The relationship between difficulty of guessing/predicting an unknown random variable $X$ and entropy (or entropies) is quite a delicate one, and depends on the assumptions about the attack scenario. In particular, the direct use of Shannon entropy can give misleading results.

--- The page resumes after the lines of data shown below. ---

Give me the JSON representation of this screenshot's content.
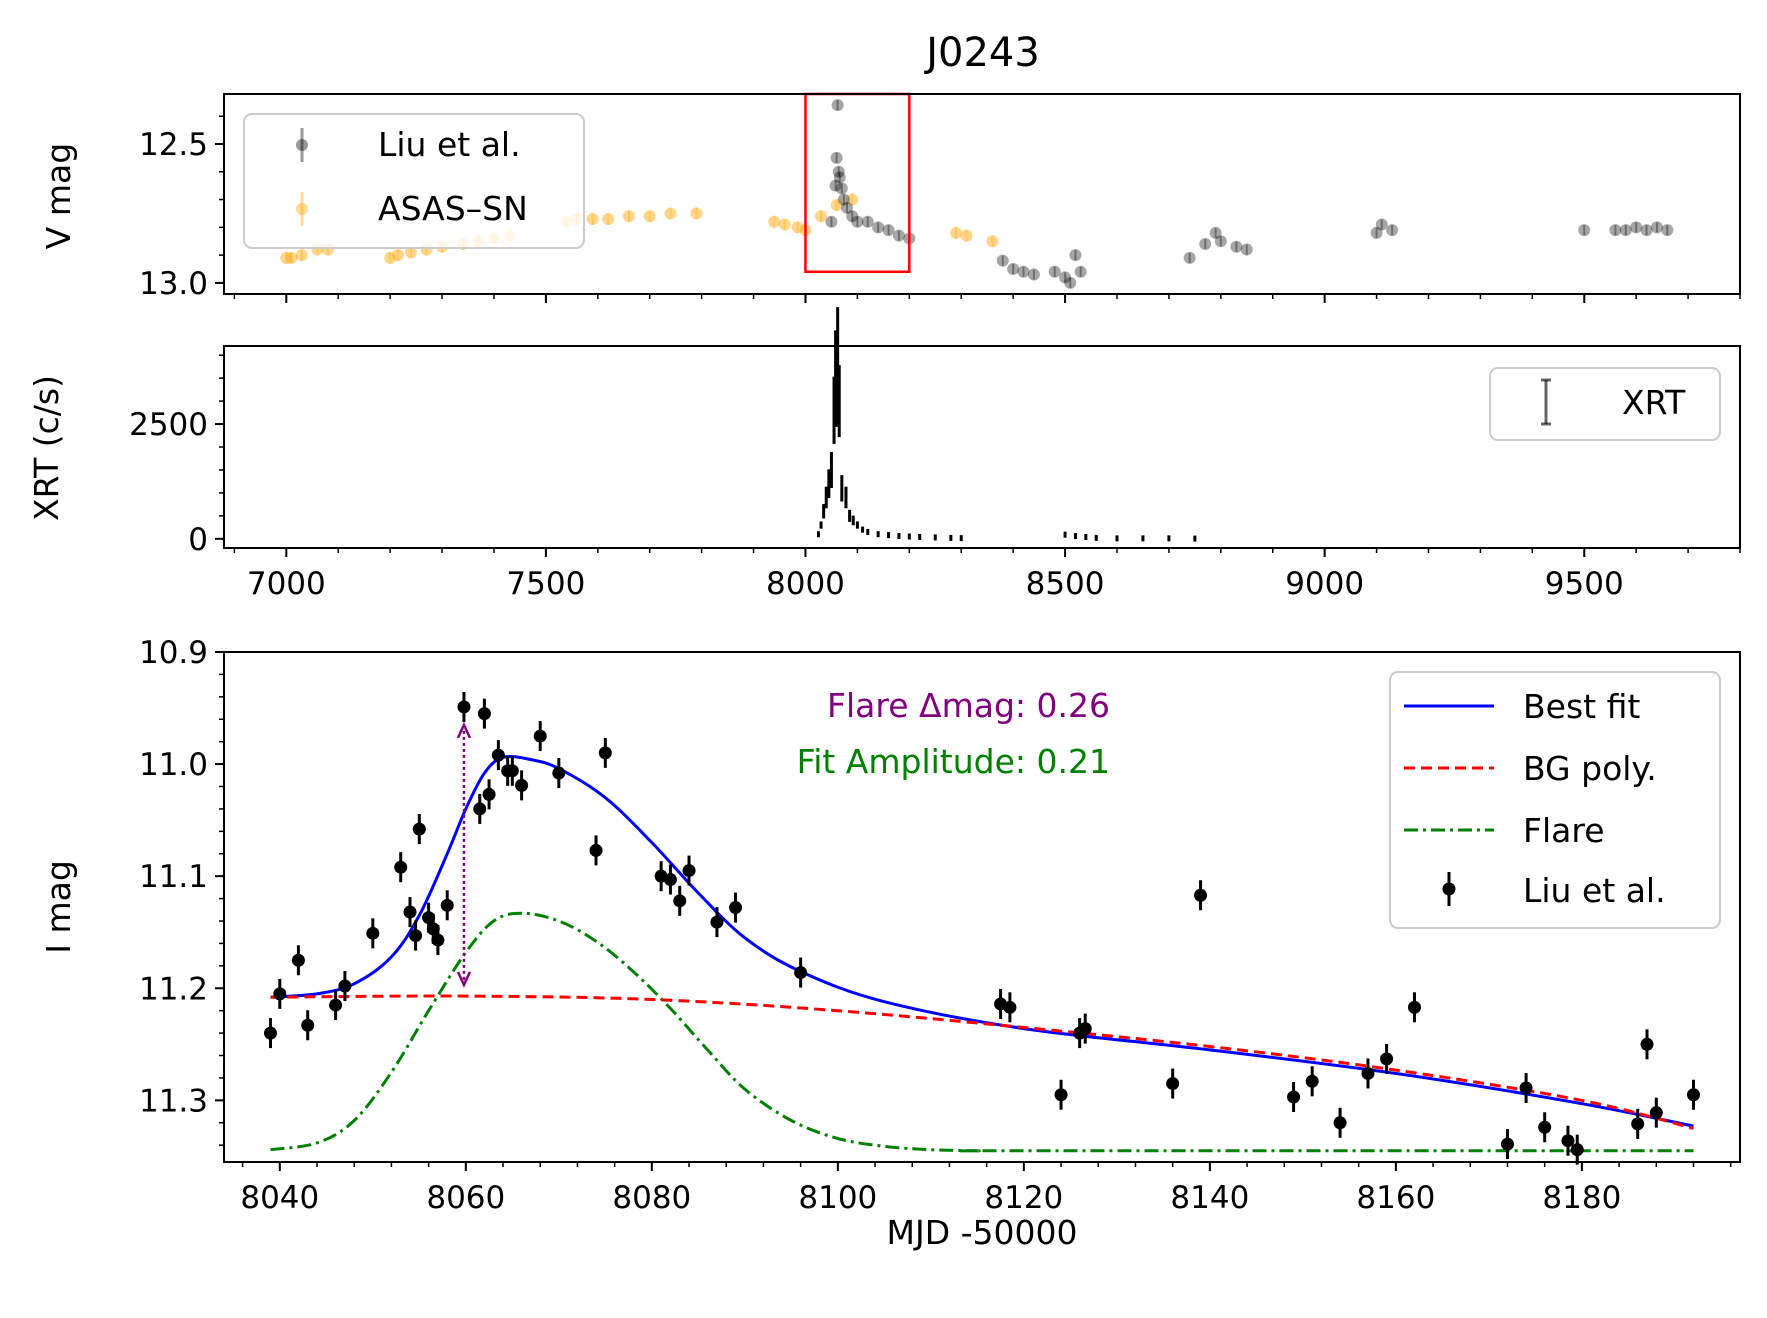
{
  "title": "J0243",
  "colors": {
    "liu": "#000000",
    "asassn": "#ffa500",
    "best_fit": "#0000ff",
    "bg_poly": "#ff0000",
    "flare": "#008000",
    "arrow": "#800080",
    "box": "#ff0000"
  },
  "panel_top": {
    "ylabel": "V mag",
    "yticks": [
      "12.5",
      "13.0"
    ],
    "legend": {
      "liu": "Liu et al.",
      "asassn": "ASAS–SN"
    }
  },
  "panel_mid": {
    "ylabel": "XRT (c/s)",
    "yticks": [
      "0",
      "2500"
    ],
    "xticks": [
      "7000",
      "7500",
      "8000",
      "8500",
      "9000",
      "9500"
    ],
    "legend": {
      "xrt": "XRT"
    }
  },
  "panel_bot": {
    "ylabel": "I mag",
    "xlabel": "MJD -50000",
    "yticks": [
      "10.9",
      "11.0",
      "11.1",
      "11.2",
      "11.3"
    ],
    "xticks": [
      "8040",
      "8060",
      "8080",
      "8100",
      "8120",
      "8140",
      "8160",
      "8180"
    ],
    "annot_flare": "Flare Δmag: 0.26",
    "annot_amp": "Fit Amplitude: 0.21",
    "legend": {
      "best": "Best fit",
      "bg": "BG poly.",
      "flare": "Flare",
      "liu": "Liu et al."
    }
  },
  "chart_data": [
    {
      "type": "scatter",
      "ylabel": "V mag",
      "xlim": [
        6880,
        9800
      ],
      "ylim": [
        13.04,
        12.32
      ],
      "y_inverted": true,
      "highlight_box": {
        "x": [
          8000,
          8200
        ],
        "y": [
          12.32,
          12.96
        ]
      },
      "series": [
        {
          "name": "ASAS–SN",
          "x": [
            7000,
            7010,
            7030,
            7060,
            7080,
            7200,
            7215,
            7240,
            7270,
            7300,
            7340,
            7370,
            7400,
            7430,
            7540,
            7560,
            7590,
            7620,
            7660,
            7700,
            7740,
            7790,
            7940,
            7960,
            7985,
            8000,
            8030,
            8060,
            8090,
            8290,
            8310,
            8360
          ],
          "y": [
            12.91,
            12.91,
            12.9,
            12.88,
            12.88,
            12.91,
            12.9,
            12.89,
            12.88,
            12.87,
            12.86,
            12.85,
            12.84,
            12.83,
            12.78,
            12.77,
            12.77,
            12.77,
            12.76,
            12.76,
            12.75,
            12.75,
            12.78,
            12.79,
            12.8,
            12.81,
            12.76,
            12.72,
            12.7,
            12.82,
            12.83,
            12.85
          ]
        },
        {
          "name": "Liu et al.",
          "x": [
            8050,
            8058,
            8060,
            8062,
            8064,
            8066,
            8070,
            8074,
            8080,
            8090,
            8100,
            8120,
            8140,
            8160,
            8180,
            8200,
            8380,
            8400,
            8420,
            8440,
            8480,
            8500,
            8510,
            8520,
            8530,
            8740,
            8770,
            8790,
            8800,
            8830,
            8850,
            9100,
            9110,
            9130,
            9500,
            9560,
            9580,
            9600,
            9620,
            9640,
            9660
          ],
          "y": [
            12.78,
            12.65,
            12.55,
            12.36,
            12.6,
            12.62,
            12.66,
            12.7,
            12.73,
            12.76,
            12.78,
            12.78,
            12.8,
            12.81,
            12.83,
            12.84,
            12.92,
            12.95,
            12.96,
            12.97,
            12.96,
            12.98,
            13.0,
            12.9,
            12.96,
            12.91,
            12.86,
            12.82,
            12.85,
            12.87,
            12.88,
            12.82,
            12.79,
            12.81,
            12.81,
            12.81,
            12.81,
            12.8,
            12.81,
            12.8,
            12.81
          ]
        }
      ]
    },
    {
      "type": "scatter",
      "ylabel": "XRT (c/s)",
      "xlim": [
        6880,
        9800
      ],
      "ylim": [
        -200,
        4200
      ],
      "series": [
        {
          "name": "XRT",
          "x": [
            8025,
            8030,
            8035,
            8040,
            8045,
            8050,
            8055,
            8058,
            8060,
            8062,
            8065,
            8070,
            8078,
            8085,
            8092,
            8100,
            8110,
            8120,
            8140,
            8160,
            8180,
            8200,
            8220,
            8250,
            8280,
            8300,
            8500,
            8520,
            8540,
            8560,
            8600,
            8650,
            8700,
            8750
          ],
          "y": [
            100,
            300,
            600,
            900,
            1200,
            1500,
            2800,
            3600,
            3300,
            4000,
            3000,
            1100,
            900,
            500,
            400,
            300,
            200,
            150,
            100,
            80,
            60,
            50,
            40,
            30,
            20,
            15,
            90,
            60,
            40,
            20,
            10,
            10,
            10,
            5
          ]
        }
      ]
    },
    {
      "type": "line",
      "xlabel": "MJD -50000",
      "ylabel": "I mag",
      "xlim": [
        8034,
        8197
      ],
      "ylim": [
        11.355,
        10.9
      ],
      "y_inverted": true,
      "annotations": [
        "Flare Δmag: 0.26",
        "Fit Amplitude: 0.21"
      ],
      "series": [
        {
          "name": "Best fit",
          "x": [
            8039,
            8044,
            8048,
            8052,
            8055,
            8058,
            8060,
            8062,
            8064,
            8067,
            8070,
            8075,
            8080,
            8085,
            8090,
            8096,
            8105,
            8120,
            8140,
            8160,
            8180,
            8192
          ],
          "y": [
            11.208,
            11.205,
            11.196,
            11.172,
            11.135,
            11.08,
            11.04,
            11.008,
            10.994,
            10.996,
            11.004,
            11.03,
            11.07,
            11.115,
            11.155,
            11.185,
            11.212,
            11.236,
            11.255,
            11.276,
            11.303,
            11.323
          ]
        },
        {
          "name": "BG poly.",
          "x": [
            8039,
            8060,
            8080,
            8100,
            8120,
            8140,
            8160,
            8180,
            8192
          ],
          "y": [
            11.208,
            11.207,
            11.21,
            11.22,
            11.235,
            11.252,
            11.273,
            11.3,
            11.325
          ]
        },
        {
          "name": "Flare",
          "x": [
            8039,
            8044,
            8048,
            8052,
            8056,
            8060,
            8063,
            8066,
            8070,
            8074,
            8078,
            8082,
            8086,
            8090,
            8095,
            8100,
            8105,
            8110,
            8115,
            8120,
            8192
          ],
          "y": [
            11.344,
            11.338,
            11.318,
            11.275,
            11.22,
            11.168,
            11.14,
            11.133,
            11.14,
            11.158,
            11.185,
            11.218,
            11.255,
            11.29,
            11.318,
            11.334,
            11.341,
            11.344,
            11.345,
            11.345,
            11.345
          ]
        },
        {
          "name": "Liu et al.",
          "x": [
            8039,
            8040,
            8042,
            8043,
            8046,
            8047,
            8050,
            8053,
            8054,
            8054.6,
            8055,
            8056,
            8056.5,
            8057,
            8058,
            8059.8,
            8061.5,
            8062,
            8062.5,
            8063.5,
            8064.5,
            8065,
            8066,
            8068,
            8070,
            8074,
            8075,
            8081,
            8082,
            8083,
            8084,
            8087,
            8089,
            8096,
            8117.5,
            8118.5,
            8124,
            8126,
            8126.6,
            8136,
            8139,
            8149,
            8151,
            8154,
            8157,
            8159,
            8162,
            8172,
            8174,
            8176,
            8178.5,
            8179.5,
            8186,
            8187,
            8188,
            8192
          ],
          "y": [
            11.24,
            11.205,
            11.175,
            11.233,
            11.215,
            11.198,
            11.151,
            11.092,
            11.132,
            11.153,
            11.058,
            11.137,
            11.147,
            11.157,
            11.126,
            10.949,
            11.04,
            10.955,
            11.027,
            10.992,
            11.006,
            11.006,
            11.019,
            10.975,
            11.008,
            11.077,
            10.99,
            11.1,
            11.103,
            11.122,
            11.095,
            11.141,
            11.128,
            11.186,
            11.214,
            11.217,
            11.295,
            11.24,
            11.236,
            11.285,
            11.117,
            11.297,
            11.283,
            11.32,
            11.276,
            11.263,
            11.217,
            11.339,
            11.289,
            11.324,
            11.336,
            11.344,
            11.321,
            11.25,
            11.311,
            11.295
          ]
        }
      ]
    }
  ]
}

It was shown by John Pliam (see preprint ) that if $X$ is a discrete random variable with $M$ points in its support $H(X)$ can be close to its maximum value $\log M$ while the probability of an optimal guessor discovering the actual value of $X$ in $k$ sequential questions is much less than $2^{H(X)}=M.$
Moreover, not only the expected number of guesses, but arbitary moments
of the number of guesses can be related to Renyi entropies of various order. Renyi entropies are a family of entropies $H_{\alpha}(X)$ with parameter $\alpha \in [0,1)\cup(1,\infty)$ which satisfy $$\lim_{\alpha \rightarrow 1}H_{\alpha}(X)=H(X),$$where $H(X)$ is the Shannon entropy of $X.$
One result on the expectation is that the expected number of guesses to
determine
a random variable $X$ (for the optimal guessing sequence) is
upperbounded by
$$2^{H_{1/2}(X)-1}$$
where $H_{1/2}(X)$ denotes the Renyi entropy of order $\alpha=1/2$ and is also called guessing entropy. Moreover, it is lowerbounded by (for all guessing sequences)
$$\frac{2^{H_{1/2}(X)}}{1 + \log M } \approx 2^{H_{1/2}(X)} / H_{max}(X)$$
where $H_{max}(X)$ is the maximum entropy $\log M$ in either the Renyi
or the Shannon case. Papers by J L Massey, Arikan, Boztas and others have followed this train of thought.